I can at least read a few of the Chinese characters (from all my years studying Japanese), but I don`t speak a word of Chinese, and I remember very similar problems getting around when I tried to do so on my own, as a single white woman. I never went anywhere alone without asking a sympathetic, English-friendly Chinese person to write the address of where I was headed, and where I needed to return. I constantly threw myself on the mercy of strangers.
Aug 06, 2006
Love the photos! And how very dear of you to help me drop the 10 extra ellbees I've been hauling around. Now when I'm feeling famished I'll just check out your pictures of the market! Thanks for braving the internet cafe/opium den to keep us updated.
Aug 06, 2006
Captain's Hotel! That's great! Have fun and enjoy the view...
Aug 06, 2006
I am glad you managed to find clean sheets, cheap beer and (most importantly) Sephora! All in two days....imagine what you'll find the rest of the journey!
Aug 06, 2006
I love how you describe it all, Holly. I think you and I have similar reactions to things. Thanks for keeping us up to date, even at your peril! Game boys kinda freak me out.
Aug 06, 2006
It makes me both sad and joyous to read this. Sad: because I want to be there and I am infinitely jealous of you, like infinity plus two; and Joyous: because I am so excited that you get to take this trip and that you are experiencing so many things. What an incredible trip!

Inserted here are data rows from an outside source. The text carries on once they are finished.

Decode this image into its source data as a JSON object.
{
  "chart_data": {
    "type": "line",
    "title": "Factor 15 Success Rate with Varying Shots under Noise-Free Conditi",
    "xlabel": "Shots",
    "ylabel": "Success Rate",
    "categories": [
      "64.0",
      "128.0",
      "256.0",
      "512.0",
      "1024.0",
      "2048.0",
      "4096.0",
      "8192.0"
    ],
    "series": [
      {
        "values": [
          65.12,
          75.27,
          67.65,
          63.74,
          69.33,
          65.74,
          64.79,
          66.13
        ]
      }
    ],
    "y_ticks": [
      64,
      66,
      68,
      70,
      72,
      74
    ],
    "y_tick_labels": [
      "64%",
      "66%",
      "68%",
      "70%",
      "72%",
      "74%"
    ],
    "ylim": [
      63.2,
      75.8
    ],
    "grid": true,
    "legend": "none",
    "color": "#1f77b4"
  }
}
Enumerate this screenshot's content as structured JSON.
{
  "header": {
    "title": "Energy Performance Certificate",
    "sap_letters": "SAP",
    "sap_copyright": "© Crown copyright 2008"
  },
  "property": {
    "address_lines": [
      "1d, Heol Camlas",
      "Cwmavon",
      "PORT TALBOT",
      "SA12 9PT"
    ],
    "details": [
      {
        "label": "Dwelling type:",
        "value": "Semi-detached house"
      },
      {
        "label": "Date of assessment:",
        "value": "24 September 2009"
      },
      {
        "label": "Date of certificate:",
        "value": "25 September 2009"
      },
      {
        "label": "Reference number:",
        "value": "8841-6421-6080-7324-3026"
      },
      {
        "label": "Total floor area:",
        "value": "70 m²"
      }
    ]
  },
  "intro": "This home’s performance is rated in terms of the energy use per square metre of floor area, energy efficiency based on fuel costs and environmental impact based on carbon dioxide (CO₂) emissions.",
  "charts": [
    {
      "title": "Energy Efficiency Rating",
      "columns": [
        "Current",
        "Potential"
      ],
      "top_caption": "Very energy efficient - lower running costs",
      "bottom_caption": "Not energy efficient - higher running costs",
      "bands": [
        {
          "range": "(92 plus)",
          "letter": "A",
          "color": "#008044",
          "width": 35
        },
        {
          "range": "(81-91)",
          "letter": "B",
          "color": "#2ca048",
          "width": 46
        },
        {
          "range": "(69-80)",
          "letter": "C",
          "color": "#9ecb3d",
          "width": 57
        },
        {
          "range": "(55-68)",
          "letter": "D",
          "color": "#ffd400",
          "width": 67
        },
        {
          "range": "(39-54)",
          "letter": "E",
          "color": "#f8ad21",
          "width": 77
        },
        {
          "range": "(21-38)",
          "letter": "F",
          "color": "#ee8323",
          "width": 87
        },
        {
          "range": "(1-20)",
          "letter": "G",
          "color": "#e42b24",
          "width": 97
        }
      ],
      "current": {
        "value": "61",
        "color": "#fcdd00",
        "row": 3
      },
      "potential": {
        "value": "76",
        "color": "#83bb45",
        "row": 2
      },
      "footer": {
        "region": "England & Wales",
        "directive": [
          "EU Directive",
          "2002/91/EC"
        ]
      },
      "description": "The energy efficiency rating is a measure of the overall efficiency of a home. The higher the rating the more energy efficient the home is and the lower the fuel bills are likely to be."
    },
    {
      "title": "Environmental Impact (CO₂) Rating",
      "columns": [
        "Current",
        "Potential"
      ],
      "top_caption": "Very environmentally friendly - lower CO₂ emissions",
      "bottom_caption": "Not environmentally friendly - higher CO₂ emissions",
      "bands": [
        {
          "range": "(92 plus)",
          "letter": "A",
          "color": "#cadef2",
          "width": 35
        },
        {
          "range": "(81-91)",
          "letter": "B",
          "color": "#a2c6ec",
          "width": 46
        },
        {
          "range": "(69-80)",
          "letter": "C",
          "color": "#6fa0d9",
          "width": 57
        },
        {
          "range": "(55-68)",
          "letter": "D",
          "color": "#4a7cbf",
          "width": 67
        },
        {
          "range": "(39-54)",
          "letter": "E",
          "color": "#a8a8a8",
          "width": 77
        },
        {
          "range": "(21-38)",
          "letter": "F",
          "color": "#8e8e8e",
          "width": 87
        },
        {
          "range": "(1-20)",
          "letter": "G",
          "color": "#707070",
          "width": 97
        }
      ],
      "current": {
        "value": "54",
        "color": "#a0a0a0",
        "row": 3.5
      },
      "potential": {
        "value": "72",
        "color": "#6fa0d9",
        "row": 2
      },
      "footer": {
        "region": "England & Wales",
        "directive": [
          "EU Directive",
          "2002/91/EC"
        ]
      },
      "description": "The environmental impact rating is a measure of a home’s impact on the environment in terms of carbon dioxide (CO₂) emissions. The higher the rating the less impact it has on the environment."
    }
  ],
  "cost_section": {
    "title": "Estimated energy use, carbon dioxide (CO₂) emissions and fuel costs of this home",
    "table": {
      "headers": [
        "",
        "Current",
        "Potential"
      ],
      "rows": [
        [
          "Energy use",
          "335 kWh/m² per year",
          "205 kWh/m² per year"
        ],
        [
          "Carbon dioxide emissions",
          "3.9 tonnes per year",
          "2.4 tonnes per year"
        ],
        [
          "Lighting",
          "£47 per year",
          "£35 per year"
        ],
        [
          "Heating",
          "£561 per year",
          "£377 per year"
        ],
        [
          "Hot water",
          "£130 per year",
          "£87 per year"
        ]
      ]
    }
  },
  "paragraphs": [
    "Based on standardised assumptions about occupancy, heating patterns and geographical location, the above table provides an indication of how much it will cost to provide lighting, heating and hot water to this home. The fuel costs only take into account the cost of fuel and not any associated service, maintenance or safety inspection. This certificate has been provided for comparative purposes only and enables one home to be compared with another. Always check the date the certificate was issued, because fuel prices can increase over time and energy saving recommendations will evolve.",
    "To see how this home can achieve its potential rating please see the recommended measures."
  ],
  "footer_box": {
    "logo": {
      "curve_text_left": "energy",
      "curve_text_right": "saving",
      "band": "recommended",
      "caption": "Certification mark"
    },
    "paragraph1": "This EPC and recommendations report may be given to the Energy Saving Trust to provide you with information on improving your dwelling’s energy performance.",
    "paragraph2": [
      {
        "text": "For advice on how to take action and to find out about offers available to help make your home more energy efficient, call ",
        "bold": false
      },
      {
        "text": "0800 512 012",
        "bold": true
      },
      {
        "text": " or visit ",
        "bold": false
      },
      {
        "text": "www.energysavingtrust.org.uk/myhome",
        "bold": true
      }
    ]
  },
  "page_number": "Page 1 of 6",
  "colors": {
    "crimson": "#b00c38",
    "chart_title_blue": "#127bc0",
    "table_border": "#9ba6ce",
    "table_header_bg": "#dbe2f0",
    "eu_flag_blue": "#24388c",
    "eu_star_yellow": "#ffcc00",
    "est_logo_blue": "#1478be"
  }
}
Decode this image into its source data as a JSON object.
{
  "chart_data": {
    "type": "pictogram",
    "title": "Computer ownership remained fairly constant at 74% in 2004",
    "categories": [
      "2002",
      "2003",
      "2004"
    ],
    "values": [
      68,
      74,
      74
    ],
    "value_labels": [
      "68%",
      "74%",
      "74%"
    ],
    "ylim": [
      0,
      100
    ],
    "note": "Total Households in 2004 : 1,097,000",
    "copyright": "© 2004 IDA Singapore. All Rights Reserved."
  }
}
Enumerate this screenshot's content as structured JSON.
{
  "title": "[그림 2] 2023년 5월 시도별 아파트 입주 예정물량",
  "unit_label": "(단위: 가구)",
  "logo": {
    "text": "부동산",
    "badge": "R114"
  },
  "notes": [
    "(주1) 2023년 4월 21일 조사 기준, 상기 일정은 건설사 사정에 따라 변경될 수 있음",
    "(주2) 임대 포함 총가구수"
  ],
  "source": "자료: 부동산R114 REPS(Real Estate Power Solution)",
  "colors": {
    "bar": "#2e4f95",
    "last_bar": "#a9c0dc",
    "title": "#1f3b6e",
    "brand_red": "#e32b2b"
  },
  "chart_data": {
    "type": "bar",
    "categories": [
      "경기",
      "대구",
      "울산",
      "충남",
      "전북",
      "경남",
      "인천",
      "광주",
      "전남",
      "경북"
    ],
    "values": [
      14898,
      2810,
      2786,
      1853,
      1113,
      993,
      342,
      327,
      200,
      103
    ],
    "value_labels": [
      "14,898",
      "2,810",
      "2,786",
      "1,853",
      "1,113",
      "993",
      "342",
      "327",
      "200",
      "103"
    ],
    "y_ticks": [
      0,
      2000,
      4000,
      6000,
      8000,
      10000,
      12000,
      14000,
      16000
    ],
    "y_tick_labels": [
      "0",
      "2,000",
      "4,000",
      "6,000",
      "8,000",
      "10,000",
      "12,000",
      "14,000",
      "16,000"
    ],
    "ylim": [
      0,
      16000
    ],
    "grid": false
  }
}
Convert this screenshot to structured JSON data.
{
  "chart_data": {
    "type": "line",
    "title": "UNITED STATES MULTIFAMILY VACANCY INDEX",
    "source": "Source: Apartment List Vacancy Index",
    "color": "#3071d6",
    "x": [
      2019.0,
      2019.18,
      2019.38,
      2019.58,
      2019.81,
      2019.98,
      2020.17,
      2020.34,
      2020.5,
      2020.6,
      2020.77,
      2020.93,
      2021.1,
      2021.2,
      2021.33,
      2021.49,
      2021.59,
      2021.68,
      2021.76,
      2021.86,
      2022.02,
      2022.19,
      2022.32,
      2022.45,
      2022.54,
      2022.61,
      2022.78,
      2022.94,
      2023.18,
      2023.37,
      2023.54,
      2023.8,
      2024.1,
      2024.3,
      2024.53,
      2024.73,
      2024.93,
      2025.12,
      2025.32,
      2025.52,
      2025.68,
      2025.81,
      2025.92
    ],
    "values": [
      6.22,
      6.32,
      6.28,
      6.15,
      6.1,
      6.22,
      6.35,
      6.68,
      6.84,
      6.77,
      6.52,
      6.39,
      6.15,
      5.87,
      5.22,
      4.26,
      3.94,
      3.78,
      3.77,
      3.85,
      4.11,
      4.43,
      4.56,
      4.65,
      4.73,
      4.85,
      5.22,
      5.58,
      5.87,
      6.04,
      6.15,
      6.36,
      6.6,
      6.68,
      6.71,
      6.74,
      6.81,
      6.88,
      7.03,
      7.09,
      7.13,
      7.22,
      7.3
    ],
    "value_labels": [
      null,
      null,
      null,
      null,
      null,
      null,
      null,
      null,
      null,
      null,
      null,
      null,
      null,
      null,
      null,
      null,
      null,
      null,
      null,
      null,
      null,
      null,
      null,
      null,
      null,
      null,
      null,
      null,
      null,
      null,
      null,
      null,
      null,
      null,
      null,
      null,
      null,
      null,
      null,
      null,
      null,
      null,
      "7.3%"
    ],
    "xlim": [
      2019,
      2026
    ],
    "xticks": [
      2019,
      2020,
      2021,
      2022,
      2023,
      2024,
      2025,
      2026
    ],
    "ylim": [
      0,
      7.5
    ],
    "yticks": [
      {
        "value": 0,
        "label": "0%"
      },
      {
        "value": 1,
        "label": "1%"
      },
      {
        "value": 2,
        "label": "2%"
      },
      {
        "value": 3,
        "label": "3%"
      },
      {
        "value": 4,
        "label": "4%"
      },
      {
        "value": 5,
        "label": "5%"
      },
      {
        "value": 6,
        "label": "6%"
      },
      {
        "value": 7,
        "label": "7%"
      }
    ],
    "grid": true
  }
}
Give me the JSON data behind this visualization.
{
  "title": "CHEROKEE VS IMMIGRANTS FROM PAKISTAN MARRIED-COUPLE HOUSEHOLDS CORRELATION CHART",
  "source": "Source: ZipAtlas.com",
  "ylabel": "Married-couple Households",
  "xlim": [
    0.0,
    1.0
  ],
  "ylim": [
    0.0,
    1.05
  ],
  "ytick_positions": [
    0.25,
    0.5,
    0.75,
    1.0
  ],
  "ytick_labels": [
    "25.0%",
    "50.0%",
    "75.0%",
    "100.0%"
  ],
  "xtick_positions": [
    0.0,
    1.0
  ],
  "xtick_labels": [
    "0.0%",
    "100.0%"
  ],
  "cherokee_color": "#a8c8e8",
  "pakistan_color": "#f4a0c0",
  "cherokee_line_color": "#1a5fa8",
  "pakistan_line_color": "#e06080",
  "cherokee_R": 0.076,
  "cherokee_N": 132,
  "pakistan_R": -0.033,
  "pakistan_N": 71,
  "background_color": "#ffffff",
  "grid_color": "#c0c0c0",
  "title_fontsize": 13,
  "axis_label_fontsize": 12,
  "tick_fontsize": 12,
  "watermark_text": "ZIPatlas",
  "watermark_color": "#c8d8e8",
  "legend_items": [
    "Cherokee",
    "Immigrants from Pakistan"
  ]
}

Also, Shanghai? 72 Starbucks.
Aug 06, 2006
Love the pictures! Glad you're having such a good time. It was fun reading about your first day or two there.
Aug 07, 2006
I never thought I would say this, but: I miss China! Even the blackened feet. Your stories make me want to go all over again.
Aug 07, 2006
I love reading about your trip... so exciting! And you make me laugh with your stories ;) I hope you keep having a fabulous time!
Aug 07, 2006
I’m so glad you made it out of the opium den/dungeons and dragons web café without being sold into white slavery as a loincloth-and-metal-bodice-wearing hostage named Xina or somesuch. Although the loincloth would be immensely helpful when your poop turns the consistency of pondwater. Perhaps you should purchase a tie-dyed one at the Shanghai market.
Aug 08, 2006
Oh man.. great photos... what camera are you using... they are excellent! And WOW... hats off to you, you guys look like you are having a blast! Love your recaps, makes me want to jump in a plane right.now!
Aug 17, 2006
nice pix, lady. oh and could you two BE any cuter? jesus.